The claim that “Licensees that already are located in the remaining 2/5 of the 900 MHz band … could…. lose expansion opportunity” has no basis in fact.  Has the author looked at the ULS database for 900 MHz spectrum in any urban area?  Apparently not, because if he had, he would know that there are very limited expansion opportunities today. It is not possible to tell whether all the channels are actually in use, but from a coordination/licensing perspective, the 900 MHz cupboard is bare in urban markets and has been for many years. Incumbents have had over thirty years to expand their capacity and geography, and they have done so in those markets. Once you venture outside of them, there is obviously considerably less utilization, but an available channel in Montana does not help a spectrum-constrained licensee in New York City.   

EWA and PDV could clarify this point by releasing a detailed migration plan. However, they decline to do so, claiming not to know who is operating in the 900 MHz band.”  I don’t recall ever picking a fight with this guy! What a ridiculous statement. Does anyone truly believe that EWA does not know who is operating in the band?  The information is a matter of public record by accessing the FCC’s ULS database. The truth is that until actual research is conducted on a licensee-by-licensee basis to confirm what is actually operational as opposed to being licensed, a realistic migration plan cannot be performed with any degree of accuracy. I especially love this statement, “… unconstructed facilities could be cut off …” Oh my… lions and tigers and bears! But reasonable folks recognize that there are construction requirements and deadlines in the rules that exist to try to combat spectrum warehousing. Unconstructed facilities should be cut off consistent with the rules.

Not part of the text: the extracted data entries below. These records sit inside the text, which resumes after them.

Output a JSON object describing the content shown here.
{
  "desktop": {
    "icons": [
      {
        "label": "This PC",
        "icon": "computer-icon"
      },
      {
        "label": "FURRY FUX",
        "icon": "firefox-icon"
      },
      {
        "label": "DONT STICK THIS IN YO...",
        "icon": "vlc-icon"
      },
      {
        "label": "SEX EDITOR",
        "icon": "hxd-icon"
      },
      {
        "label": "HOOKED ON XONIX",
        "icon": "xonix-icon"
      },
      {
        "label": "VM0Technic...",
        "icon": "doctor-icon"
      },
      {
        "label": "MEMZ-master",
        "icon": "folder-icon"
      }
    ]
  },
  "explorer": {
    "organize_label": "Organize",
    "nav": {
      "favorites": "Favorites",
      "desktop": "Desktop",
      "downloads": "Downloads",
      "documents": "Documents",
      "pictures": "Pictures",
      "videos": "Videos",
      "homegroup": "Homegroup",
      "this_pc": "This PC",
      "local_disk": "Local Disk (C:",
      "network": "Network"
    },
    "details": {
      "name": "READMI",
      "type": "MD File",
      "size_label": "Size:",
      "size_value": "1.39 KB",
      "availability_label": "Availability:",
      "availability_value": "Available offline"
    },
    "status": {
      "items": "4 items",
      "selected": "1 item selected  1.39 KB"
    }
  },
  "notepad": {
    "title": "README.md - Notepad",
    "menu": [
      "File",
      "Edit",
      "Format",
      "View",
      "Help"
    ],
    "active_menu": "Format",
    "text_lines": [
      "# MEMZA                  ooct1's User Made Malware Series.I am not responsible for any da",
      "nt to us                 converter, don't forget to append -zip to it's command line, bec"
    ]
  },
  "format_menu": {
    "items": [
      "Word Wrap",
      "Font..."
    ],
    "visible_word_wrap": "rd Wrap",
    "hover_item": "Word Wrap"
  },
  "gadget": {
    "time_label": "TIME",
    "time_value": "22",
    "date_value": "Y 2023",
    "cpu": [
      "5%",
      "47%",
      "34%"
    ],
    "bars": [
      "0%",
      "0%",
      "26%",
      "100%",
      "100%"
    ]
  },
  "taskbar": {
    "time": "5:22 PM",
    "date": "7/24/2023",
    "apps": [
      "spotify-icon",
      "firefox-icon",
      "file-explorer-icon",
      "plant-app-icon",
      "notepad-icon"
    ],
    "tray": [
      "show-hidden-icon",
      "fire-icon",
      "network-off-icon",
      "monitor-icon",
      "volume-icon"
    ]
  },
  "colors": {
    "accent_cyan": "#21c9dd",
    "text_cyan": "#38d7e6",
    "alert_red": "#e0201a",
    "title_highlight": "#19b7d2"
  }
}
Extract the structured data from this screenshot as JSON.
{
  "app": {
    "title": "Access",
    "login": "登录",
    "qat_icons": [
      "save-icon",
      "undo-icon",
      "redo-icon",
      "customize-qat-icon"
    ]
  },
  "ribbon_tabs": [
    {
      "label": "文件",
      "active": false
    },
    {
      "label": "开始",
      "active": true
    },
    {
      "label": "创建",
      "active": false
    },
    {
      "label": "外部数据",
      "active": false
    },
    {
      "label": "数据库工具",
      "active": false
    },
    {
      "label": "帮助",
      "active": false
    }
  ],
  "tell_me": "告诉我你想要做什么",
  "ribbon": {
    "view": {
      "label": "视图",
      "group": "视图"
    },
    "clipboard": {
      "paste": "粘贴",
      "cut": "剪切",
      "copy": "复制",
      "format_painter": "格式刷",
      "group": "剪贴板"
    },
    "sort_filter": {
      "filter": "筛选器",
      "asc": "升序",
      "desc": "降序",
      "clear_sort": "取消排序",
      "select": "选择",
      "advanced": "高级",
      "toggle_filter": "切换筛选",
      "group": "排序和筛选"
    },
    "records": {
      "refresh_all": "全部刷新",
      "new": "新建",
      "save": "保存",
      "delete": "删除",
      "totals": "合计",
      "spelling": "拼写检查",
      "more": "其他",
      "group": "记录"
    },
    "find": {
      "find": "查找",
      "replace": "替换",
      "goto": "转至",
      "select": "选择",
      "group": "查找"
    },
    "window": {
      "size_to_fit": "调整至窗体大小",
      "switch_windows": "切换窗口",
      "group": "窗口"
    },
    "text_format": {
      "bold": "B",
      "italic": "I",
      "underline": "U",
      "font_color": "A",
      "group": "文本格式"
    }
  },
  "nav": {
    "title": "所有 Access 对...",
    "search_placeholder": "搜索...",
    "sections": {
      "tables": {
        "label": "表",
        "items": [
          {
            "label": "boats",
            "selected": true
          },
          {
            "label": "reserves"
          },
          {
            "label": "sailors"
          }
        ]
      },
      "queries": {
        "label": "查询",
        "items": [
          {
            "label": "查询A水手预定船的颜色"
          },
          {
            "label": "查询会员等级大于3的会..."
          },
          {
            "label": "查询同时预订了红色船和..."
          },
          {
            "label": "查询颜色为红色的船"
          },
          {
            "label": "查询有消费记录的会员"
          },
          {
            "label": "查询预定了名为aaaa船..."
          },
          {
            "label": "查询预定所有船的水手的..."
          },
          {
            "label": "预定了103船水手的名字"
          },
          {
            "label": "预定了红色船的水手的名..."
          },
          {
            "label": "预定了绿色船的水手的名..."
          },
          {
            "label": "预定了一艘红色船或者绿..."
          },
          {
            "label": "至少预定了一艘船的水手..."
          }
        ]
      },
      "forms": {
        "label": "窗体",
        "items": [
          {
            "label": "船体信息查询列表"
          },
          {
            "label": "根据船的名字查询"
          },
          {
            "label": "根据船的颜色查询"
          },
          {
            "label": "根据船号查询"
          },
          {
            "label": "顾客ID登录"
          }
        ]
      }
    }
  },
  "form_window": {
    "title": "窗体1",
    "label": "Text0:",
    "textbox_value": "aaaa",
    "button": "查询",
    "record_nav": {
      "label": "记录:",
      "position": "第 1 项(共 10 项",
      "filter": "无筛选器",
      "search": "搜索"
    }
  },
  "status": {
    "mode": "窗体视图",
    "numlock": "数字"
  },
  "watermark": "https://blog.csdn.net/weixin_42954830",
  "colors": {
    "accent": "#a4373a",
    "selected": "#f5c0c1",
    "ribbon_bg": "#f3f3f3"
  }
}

The letter warns that “The noise floor likely would rise, potentially swamping adjacent channel systems with harmful interference.” The RF noise floor is going to rise whether attributable to greater sharing at 900 MHz or by the explosive growth of broadband wireless devices and other applications that are dependent on spectrum. It is inevitable and the solution is not limited to removing RF sources, which is helpful short term, but not entirely useful long term. Deploying devices that are not so susceptible to interference must be added to the solution mix, since licensees cannot avoid the noise floor.

The solicitation ends suggesting that recipients would be wise to consult their RF engineers and equipment vendors, and if they wish to file comments, the author would be pleased to assist. He also offers to provide copies of the EWA/PDV filings, but to save time, please visit the FCC Electronic Comment Filing System page on the Rulemaking Petition to Realign the 900 MHz Band.  

Maybe the next letter will suggest that the media be alerted, that the alarms be sounded, the National Guard be called up and that you hide in your basement. In all seriousness.